How are two touching grids calculated?: Carefully. They should be pretty rare. One solution is keep a set of 'sigil' neighbor ids that triggers you to look up the box from another grid and save any added Delta to a list until after all the threads are done. Another is to keep a list of boxes that touch other grids and update all of them first. Another is to add a special fourth ThreadedDelta that you only add to with atomic ops.
How are grids partitioned and ordered?: Grids start small, so just grow and merge them naturally. A greedy graph walk from any point will probably make a reasonable sort ordering. If you have a huge grid that needs splitting up, you have a plethora of graph partitioning schemes you could use. The nice thing is you can do this in the background and you only have to do it very rarely after a grid has changed significantly.
Won't the delay lead to sloshing?: Yes, but that's natural. Imagine three pipes with a capacity of 100 connected in a line with the middle one empty and the outer ones full (using my calculation below): First it looks like [100][0][100], then the outer ones push half of their fluid to the center Delta making it look like [50][100][50], then the center one pushes back to make it settle at [67][66][67]. This is great! It looks and feels very fluid-like.
Wait, can't you get higher than 100% capacity in some cases?: Yes, but it should sort itself out very quickly. Just think of it like a high pressure wave. Same example as above but the outside ones are full at a capacity of 1000 instead of 100 (like a tank): [1000][0][1000], the outer ones each think they can push up to 100 into the inner one so the inner one gets overpressurized to [900][200][900], now the middle is at 200% and the outsides are at just 90% so, again, it pushes back to [952][96][952]. Yes I agree this is less than ideal, but if this does similar things to fluids as the belt optimiztion did to belts, I think it's worth it. Just think of it like a high pressure wave. This should be pretty rare.
How do machines and pumps work in this?: They have an internal "pipe" that acts normally, except before the fluid grid updates, it add/subtracts from the Current field whatever it can consume/produce.
Can this fix the 1 wrong fluid stuck in the middle of a pipe problem?: Yes! Glad you asked! Make a special case in the neighbor distribution calculation that makes a box try to push all of its fluid to other neighbors if one neighbor is found with a different fluid type and higher level at an extra rate of the difference between the levels of the other fluid and this box.
Conclusion
Whew. I've been mulling that over for the past month, glad to get it out. What do you think? Did I miss something obvious? Any criticisms/critiques? Any clarifications you want me to make? (Mods: Is this the right subforum for this?)Thanks for reading!
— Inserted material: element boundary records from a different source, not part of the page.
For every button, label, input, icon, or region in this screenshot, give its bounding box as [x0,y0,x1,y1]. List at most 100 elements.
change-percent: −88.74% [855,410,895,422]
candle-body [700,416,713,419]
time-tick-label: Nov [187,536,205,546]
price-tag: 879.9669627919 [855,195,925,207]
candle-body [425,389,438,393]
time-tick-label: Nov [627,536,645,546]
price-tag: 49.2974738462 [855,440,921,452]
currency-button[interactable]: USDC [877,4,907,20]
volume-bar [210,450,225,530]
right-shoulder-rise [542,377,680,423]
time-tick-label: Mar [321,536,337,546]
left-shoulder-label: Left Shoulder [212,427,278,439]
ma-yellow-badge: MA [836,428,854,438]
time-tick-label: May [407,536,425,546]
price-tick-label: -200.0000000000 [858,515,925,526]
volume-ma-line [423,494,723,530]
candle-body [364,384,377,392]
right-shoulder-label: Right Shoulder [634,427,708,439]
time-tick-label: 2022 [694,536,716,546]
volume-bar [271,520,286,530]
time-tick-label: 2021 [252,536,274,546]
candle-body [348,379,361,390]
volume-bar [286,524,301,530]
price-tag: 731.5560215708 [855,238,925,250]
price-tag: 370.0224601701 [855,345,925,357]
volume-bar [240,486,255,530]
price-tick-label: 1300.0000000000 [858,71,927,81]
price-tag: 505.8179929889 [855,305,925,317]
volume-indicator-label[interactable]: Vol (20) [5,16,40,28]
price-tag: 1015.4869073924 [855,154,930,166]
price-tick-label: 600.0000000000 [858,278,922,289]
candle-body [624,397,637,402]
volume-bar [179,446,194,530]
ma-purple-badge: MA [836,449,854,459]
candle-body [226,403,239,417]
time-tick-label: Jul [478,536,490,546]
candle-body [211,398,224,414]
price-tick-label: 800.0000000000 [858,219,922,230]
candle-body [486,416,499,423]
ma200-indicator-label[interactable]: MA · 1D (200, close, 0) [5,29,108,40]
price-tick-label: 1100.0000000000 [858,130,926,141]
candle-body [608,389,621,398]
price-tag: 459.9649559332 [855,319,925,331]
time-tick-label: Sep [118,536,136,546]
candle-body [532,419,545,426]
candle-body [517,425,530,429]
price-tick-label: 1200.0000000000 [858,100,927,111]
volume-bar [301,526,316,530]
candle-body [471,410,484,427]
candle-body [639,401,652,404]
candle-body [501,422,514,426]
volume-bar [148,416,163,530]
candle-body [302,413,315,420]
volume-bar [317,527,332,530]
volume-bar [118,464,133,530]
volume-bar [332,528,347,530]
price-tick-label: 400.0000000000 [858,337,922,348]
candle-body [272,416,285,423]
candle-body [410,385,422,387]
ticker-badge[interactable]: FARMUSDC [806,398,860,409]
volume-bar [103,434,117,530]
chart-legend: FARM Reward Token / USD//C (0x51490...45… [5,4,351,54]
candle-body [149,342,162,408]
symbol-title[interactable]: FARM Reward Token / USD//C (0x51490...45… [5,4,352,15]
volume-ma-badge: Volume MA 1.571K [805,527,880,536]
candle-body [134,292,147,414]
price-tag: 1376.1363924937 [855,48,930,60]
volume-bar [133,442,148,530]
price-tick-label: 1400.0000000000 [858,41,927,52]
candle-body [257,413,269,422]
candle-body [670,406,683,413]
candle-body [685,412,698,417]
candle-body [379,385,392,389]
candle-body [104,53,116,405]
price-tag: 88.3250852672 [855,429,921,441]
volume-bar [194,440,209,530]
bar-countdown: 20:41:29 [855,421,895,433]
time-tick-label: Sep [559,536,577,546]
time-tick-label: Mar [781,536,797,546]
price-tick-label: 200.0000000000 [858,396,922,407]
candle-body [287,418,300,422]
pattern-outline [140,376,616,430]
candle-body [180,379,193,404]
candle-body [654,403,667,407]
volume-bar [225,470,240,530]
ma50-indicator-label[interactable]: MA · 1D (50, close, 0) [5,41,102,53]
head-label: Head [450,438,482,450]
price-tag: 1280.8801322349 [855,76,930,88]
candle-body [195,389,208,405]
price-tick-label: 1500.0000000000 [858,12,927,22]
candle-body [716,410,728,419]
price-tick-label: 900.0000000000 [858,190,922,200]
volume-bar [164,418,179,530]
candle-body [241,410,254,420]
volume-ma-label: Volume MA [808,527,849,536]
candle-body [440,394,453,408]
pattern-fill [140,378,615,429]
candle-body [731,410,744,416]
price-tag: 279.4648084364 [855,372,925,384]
[1]: How to calculate how fluid is distributed to neighbors is an interesting question in itself and can significantly change how the fluid behaves, but is a bit out of scope. Something simple like: for each neighbor with less fluid than itself, highest first, transfer half of the difference between their levels to that neighbor (rounding down). But I could imagine many kinds of calculations, e.g. a 'viscous' flow that only transfers up to a quarter of the difference or something. You only need the property that given no changes it should even out over time.